Il faut toutefois noter que l’« effet Ratatouille » n’est pas la seule interprétation possible. En effet de nombreux autres facteurs pourraient expliquer cet écart comme la montée de la question animale dans le débat public. De plus, la taille de l’échantillon est faible pour aboutir à une véritable conclusion. Cette réserve étant formulée, l’idée que notre perception des animaux dépend de notre culture et de notre savoir est à la fois vraisemblable et porteuse d’espoir. Comme le dit Pauline Delahaye : « peut-être est-il temps de commencer à raconter de meilleures histoires », c’est-à-dire de faire savoir par exemple que les rats sont intelligents, sociaux et même altruistes, et qu’ils jouent un rôle essentiel dans l’élimination des déchets en ville.

La dernière partie du livre rend compte d’entretiens réalisés avec des professionnels susceptibles d’être impactés par les nuisances dues aux rongeurs : un apprenti cuisinier, des tenanciers de bar et un courtier automobile. C’est particulièrement intéressant car on s’aperçoit que les dommages ne sont pas forcément là où on l’imagine. Alors que plus de 80% des sondés supposent que les rongeurs causent des problèmes dans la restauration, les professionnels concernés rapportent surtout des incidents mineurs, non susceptibles de nuire à la santé des clients. Les problèmes les plus sérieux sont ceux qui surviennent lorsque des rongeurs sectionnent les câbles des réfrigérateurs.

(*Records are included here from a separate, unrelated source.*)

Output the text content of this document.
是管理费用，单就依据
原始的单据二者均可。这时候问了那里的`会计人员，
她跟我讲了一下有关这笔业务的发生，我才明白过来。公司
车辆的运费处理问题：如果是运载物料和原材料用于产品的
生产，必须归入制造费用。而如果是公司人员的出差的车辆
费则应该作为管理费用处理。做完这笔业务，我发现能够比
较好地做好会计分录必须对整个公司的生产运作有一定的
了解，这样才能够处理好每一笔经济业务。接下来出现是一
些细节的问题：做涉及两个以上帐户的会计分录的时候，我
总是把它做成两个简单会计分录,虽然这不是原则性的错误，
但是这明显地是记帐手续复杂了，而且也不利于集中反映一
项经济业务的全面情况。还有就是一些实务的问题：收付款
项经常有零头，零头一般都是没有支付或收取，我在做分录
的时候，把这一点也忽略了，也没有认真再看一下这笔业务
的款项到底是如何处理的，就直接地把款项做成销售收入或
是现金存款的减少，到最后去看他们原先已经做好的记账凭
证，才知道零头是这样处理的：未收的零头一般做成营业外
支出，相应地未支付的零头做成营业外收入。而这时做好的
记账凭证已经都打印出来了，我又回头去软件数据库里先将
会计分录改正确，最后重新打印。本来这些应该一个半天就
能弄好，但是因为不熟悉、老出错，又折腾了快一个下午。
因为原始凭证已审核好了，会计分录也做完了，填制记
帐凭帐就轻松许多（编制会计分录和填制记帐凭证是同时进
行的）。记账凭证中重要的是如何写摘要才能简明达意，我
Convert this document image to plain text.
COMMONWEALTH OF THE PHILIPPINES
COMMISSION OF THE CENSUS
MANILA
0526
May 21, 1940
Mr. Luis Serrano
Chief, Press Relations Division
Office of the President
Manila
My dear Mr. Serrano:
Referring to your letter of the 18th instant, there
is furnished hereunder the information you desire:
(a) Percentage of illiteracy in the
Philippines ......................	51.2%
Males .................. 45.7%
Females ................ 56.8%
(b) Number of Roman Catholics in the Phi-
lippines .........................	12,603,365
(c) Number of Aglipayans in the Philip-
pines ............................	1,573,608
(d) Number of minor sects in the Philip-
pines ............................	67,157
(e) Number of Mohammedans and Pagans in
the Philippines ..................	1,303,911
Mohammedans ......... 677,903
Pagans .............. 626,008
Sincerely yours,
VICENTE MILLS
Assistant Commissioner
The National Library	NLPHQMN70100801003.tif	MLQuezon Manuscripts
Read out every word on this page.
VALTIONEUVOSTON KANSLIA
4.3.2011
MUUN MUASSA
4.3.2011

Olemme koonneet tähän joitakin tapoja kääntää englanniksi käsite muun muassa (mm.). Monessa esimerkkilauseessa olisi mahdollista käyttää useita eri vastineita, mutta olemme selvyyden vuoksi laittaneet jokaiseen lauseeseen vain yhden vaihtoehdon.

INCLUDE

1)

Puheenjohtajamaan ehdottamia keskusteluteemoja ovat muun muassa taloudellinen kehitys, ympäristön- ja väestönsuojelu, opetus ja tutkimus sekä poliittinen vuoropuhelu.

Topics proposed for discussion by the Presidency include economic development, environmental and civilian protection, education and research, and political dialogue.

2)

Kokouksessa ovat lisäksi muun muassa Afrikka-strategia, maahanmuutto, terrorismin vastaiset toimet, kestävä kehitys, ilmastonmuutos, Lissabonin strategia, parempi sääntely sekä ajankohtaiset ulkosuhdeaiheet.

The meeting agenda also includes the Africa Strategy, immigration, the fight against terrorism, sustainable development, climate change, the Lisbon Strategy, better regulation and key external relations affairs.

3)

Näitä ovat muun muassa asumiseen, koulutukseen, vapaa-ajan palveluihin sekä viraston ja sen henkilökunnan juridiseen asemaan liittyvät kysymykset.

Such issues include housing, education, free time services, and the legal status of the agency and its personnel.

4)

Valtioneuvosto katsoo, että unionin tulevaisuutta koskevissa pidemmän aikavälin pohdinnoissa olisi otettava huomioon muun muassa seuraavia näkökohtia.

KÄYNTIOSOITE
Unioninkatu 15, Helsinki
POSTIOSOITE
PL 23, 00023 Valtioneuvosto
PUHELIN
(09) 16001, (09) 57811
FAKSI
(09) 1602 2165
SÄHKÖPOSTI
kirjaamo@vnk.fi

À l’inverse, moins de 15% des sondés estiment que les rongeurs causent des dégâts dans le secteur automobile. Pourtant, le courtier automobile interrogé fait état de nombreux cas de dommages matériels importants. En effet, l’évolution de la législation européenne a contraint les constructeurs automobiles à remplacer les composants en plastique des câbles du moteur par du bioplastique, généralement fait d’amidon de maïs. Or l’odeur semble attirer les rongeurs, qui rongent les câbles, ce qui entraîne une panne irréversible du moteur. Puisque la voiture ne peut même pas démarrer, il n’en résulte aucun accident, mais les dégâts matériels sont conséquents. Une solution serait que les constructeurs remplacent l’amidon de maïs par un autre type de bioplastique.

Dans cet ouvrage, Pauline Delahaye montre que notre perception des rats et des souris est parfois très éloignée de la réalité, et suggère qu’une meilleure connaissance de ces animaux pourrait améliorer l’image que nous en avons. Voici sa conclusion : « J’espère avoir pu dans cet ouvrage montrer pourquoi il ne faut pas s’offusquer de cette cohabitation, en quoi elle ne cause pas tout le tort que notre imaginaire lui impute. (…) Peut-être est-il temps de s’essayer à un cran un peu plus élargi de vivre ensemble ».

Références

Delahaye P, Étude de la cohabitation urbaine interespèce – Brigitte, rongeur urbain, Collection Zoosémiotique, Paris : L’Harmattan, 2022.